SFK grew at a steady pace between 2005-2014, and although the growing program often presented logistical and financial challenges to SCC, we were always ready and able to help any elementary school that wanted to join the program.
The sudden dramatic expansion of our SFK program happened when the Arkansas Rice Depot pulled its distribution of weekend food packets out of Northwest Arkansas at the end of 2014, leaving many Northwest Arkansas students without any weekend food assistance. SCC felt we could not ignore the hunger needs of the many students in upper grades who were suddenly left wondering if they would have enough food to eat during the weekend and other school holidays. So we picked up as many schools as possible to ensure all school children had a weekend resource for food.

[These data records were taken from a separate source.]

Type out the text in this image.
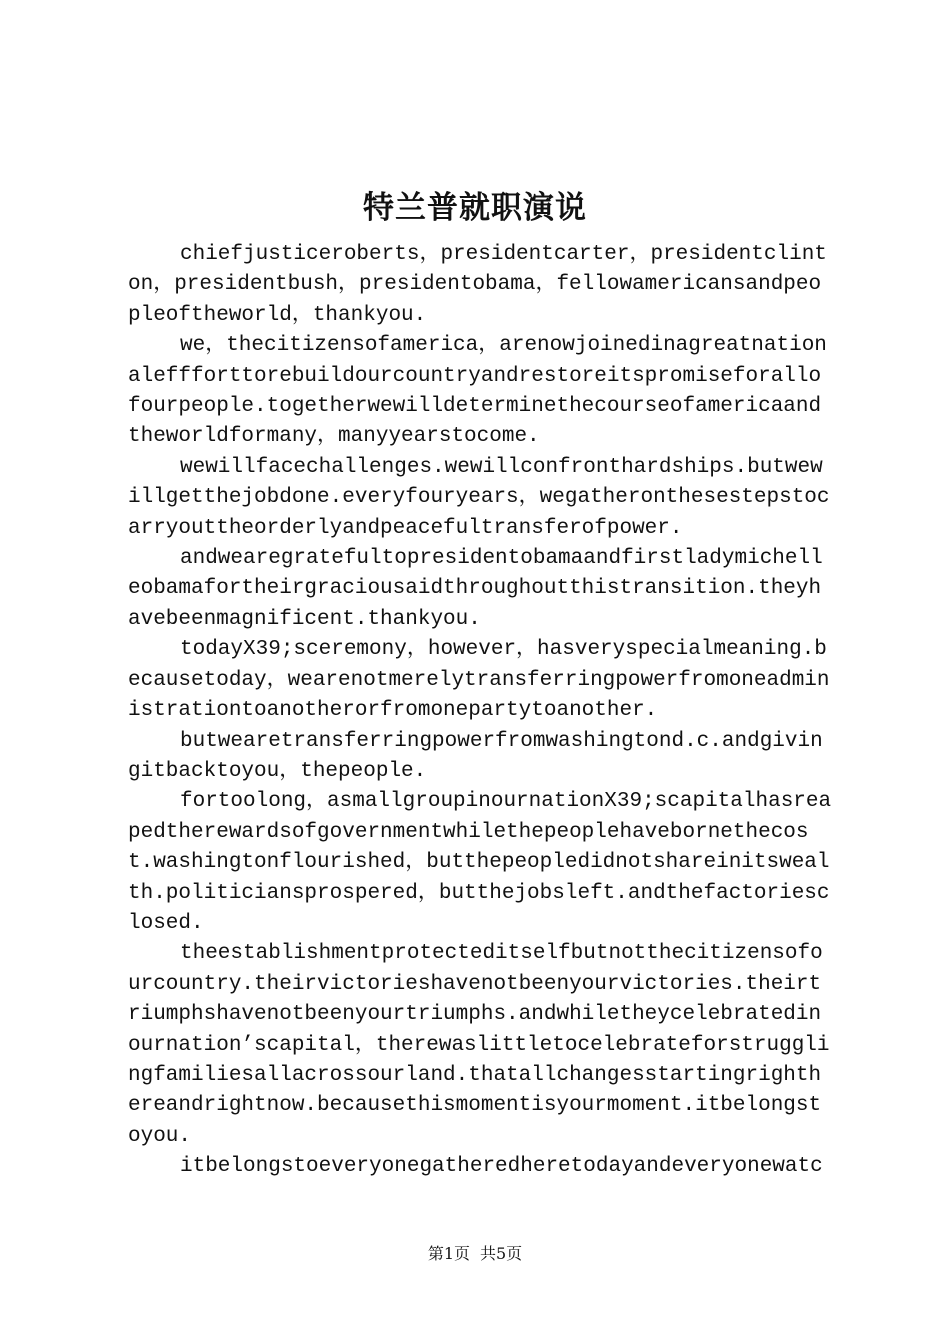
特兰普就职演说

chiefjusticeroberts，presidentcarter，presidentclinton，presidentbush，presidentobama，fellowamericansandpeopleoftheworld，thankyou.

we，thecitizensofamerica，arenowjoinedinagreatnationaleffforttorebuildourcountryandrestoreitspromiseforallofourpeople.togetherwewilldeterminethecourseofamericaandtheworldformany，manyyearstocome.

wewillfacechallenges.wewillconfronthardships.butwewillgetthejobdone.everyfouryears，wegatheronthesestepstocarryouttheorderlyandpeacefultransferofpower.

andwearegratefultopresidentobamaandfirstladymichelleobamafortheirgraciousaidthroughoutthistransition.theyhavebeenmagnificent.thankyou.

todayX39;sceremony，however，hasveryspecialmeaning.becausetoday，wearenotmerelytransferringpowerfromoneadministrationtoanotherorfromonepartytoanother.

butwearetransferringpowerfromwashingtond.c.andgivingitbacktoyou，thepeople.

fortoolong，asmallgroupinournationX39;scapitalhasreapedtherewardsofgovernmentwhilethepeoplehavebornethecost.washingtonflourished，butthepeopledidnotshareinitswealth.politiciansprospered，butthejobsleft.andthefactoriesclosed.

theestablishmentprotecteditselfbutnotthecitizensofourcountry.theirvictorieshavenotbeenyourvictories.theirtriumphshavenotbeenyourtriumphs.andwhiletheycelebratedinournation’scapital，therewaslittletocelebrateforstrugglingfamiliesallacrossourland.thatallchangesstartingrighthereandrightnow.becausethismomentisyourmoment.itbelongstoyou.

itbelongstoeveryonegatheredheretodayandeveryonewatc

第1页 共5页
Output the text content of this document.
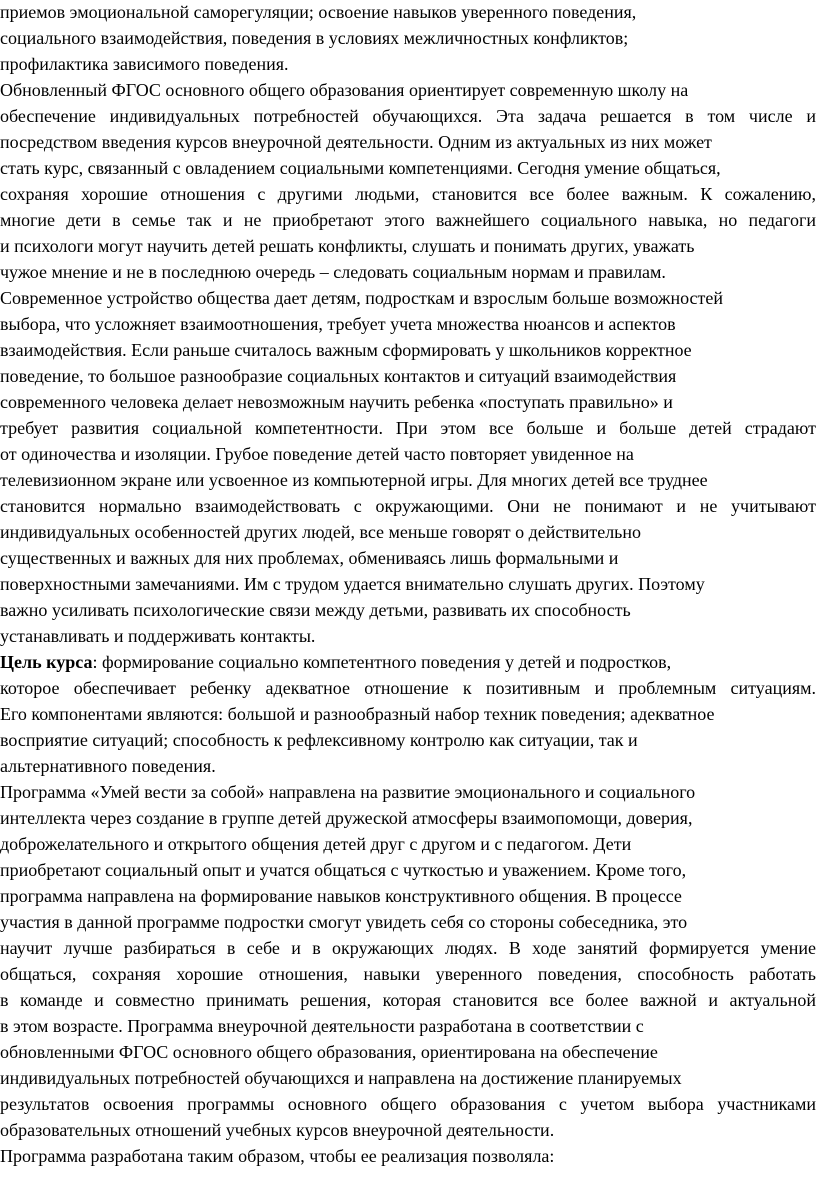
приемов эмоциональной саморегуляции; освоение навыков уверенного поведения,
социального взаимодействия, поведения в условиях межличностных конфликтов;
профилактика зависимого поведения.
Обновленный ФГОС основного общего образования ориентирует современную школу на
обеспечение индивидуальных потребностей обучающихся. Эта задача решается в том числе и
посредством введения курсов внеурочной деятельности. Одним из актуальных из них может
стать курс, связанный с овладением социальными компетенциями. Сегодня умение общаться,
сохраняя хорошие отношения с другими людьми, становится все более важным. К сожалению,
многие дети в семье так и не приобретают этого важнейшего социального навыка, но педагоги
и психологи могут научить детей решать конфликты, слушать и понимать других, уважать
чужое мнение и не в последнюю очередь – следовать социальным нормам и правилам.
Современное устройство общества дает детям, подросткам и взрослым больше возможностей
выбора, что усложняет взаимоотношения, требует учета множества нюансов и аспектов
взаимодействия. Если раньше считалось важным сформировать у школьников корректное
поведение, то большое разнообразие социальных контактов и ситуаций взаимодействия
современного человека делает невозможным научить ребенка «поступать правильно» и
требует развития социальной компетентности. При этом все больше и больше детей страдают
от одиночества и изоляции. Грубое поведение детей часто повторяет увиденное на
телевизионном экране или усвоенное из компьютерной игры. Для многих детей все труднее
становится нормально взаимодействовать с окружающими. Они не понимают и не учитывают
индивидуальных особенностей других людей, все меньше говорят о действительно
существенных и важных для них проблемах, обмениваясь лишь формальными и
поверхностными замечаниями. Им с трудом удается внимательно слушать других. Поэтому
важно усиливать психологические связи между детьми, развивать их способность
устанавливать и поддерживать контакты.
Цель курса: формирование социально компетентного поведения у детей и подростков,
которое обеспечивает ребенку адекватное отношение к позитивным и проблемным ситуациям.
Его компонентами являются: большой и разнообразный набор техник поведения; адекватное
восприятие ситуаций; способность к рефлексивному контролю как ситуации, так и
альтернативного поведения.
Программа «Умей вести за собой» направлена на развитие эмоционального и социального
интеллекта через создание в группе детей дружеской атмосферы взаимопомощи, доверия,
доброжелательного и открытого общения детей друг с другом и с педагогом. Дети
приобретают социальный опыт и учатся общаться с чуткостью и уважением. Кроме того,
программа направлена на формирование навыков конструктивного общения. В процессе
участия в данной программе подростки смогут увидеть себя со стороны собеседника, это
научит лучше разбираться в себе и в окружающих людях. В ходе занятий формируется умение
общаться, сохраняя хорошие отношения, навыки уверенного поведения, способность работать
в команде и совместно принимать решения, которая становится все более важной и актуальной
в этом возрасте. Программа внеурочной деятельности разработана в соответствии с
обновленными ФГОС основного общего образования, ориентирована на обеспечение
индивидуальных потребностей обучающихся и направлена на достижение планируемых
результатов освоения программы основного общего образования с учетом выбора участниками
образовательных отношений учебных курсов внеурочной деятельности.
Программа разработана таким образом, чтобы ее реализация позволяла:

Over the last two years, in order to accommodate the needs of both younger and older youth, snackpack contents have been expanded to include two single-serve cereal bowls (cold cereal only), macaroni and cheese single bowls or pouches, Slim Jim-type meat sticks, 1% shelf stable milk, fruit strip, and animal crackers.
Prior to January 2015 SCC distributed approximately 6200 snackpacks per week to 95 area schools and sites. With the new additions and some tweaking of the program, SnackPacks was able to add many schools in 2016, yet keep the average weekly distribution to between 6000 children in 160 sites.
“Serving with SnackPacks is a fun and effective way to fight the food insecurity so many kids in our community face on a weekly basis.”
SnackPacks for Kids Coordinator
SnackPacks for Kids FAQ
What is a SnackPack?
A Samaritan Community Center snackpack is a small white plastic shopping bag filled with 8 healthy snacks. Snackpacks usually contain (items may vary, depending on donations) two single-serve cereal bowls (cold cereal only), macaroni and cheese single bowls or pouches, Slim Jim-type meat sticks, 1% shelf stable milk, fruit strip, and animal crackers. Because of the number of school children with peanut allergies, SnackPacks for Kids is a peanut free program.
Who is eligible to participate?
SnackPacks for Kids is open to schools, from Head Starts to High Schools, in Benton, Washington, Madison and Carroll counties in Arkansas. We were fortunate in 2016 to raise enough funds to accommodate all schools requesting SnackPacks, and erasing our waiting list.
How are SnackPacks distributed?
Between 3500-5500 children in 170 NWA schools and head start centers receive a snackpack every Friday during the calendar school year. During the summer, approximately 2000-3000 snackpacks are distributed through summer school lunch programs, church lunch programs, our cafes and other public venues.
Who determines which children receive a snackpack?
SCC relies on the school counselors to determine which children are the most at-risk for hunger or food insecurity on the weekends. When schools enroll in the Snackpacks for Kids program, they are allotted a specific number of snackpacks based on 20% of their student free/reduced lunch population. We do this to ensure that as many schools as possible receive some snackpacks for kids in need.
Are the SnackPack items donated?
While SCC is thankful for the many food drives that support SnackPacks for Kids, due to the many dietary constraints the center continues to purchase the majority of our snack items at a cost of over $60,000 each month. Our organization does not receive any state or federal funding for this. SnackPacks for Kids is funded by grants, food drives and through generous donations from individuals, businesses, corporations and area churches.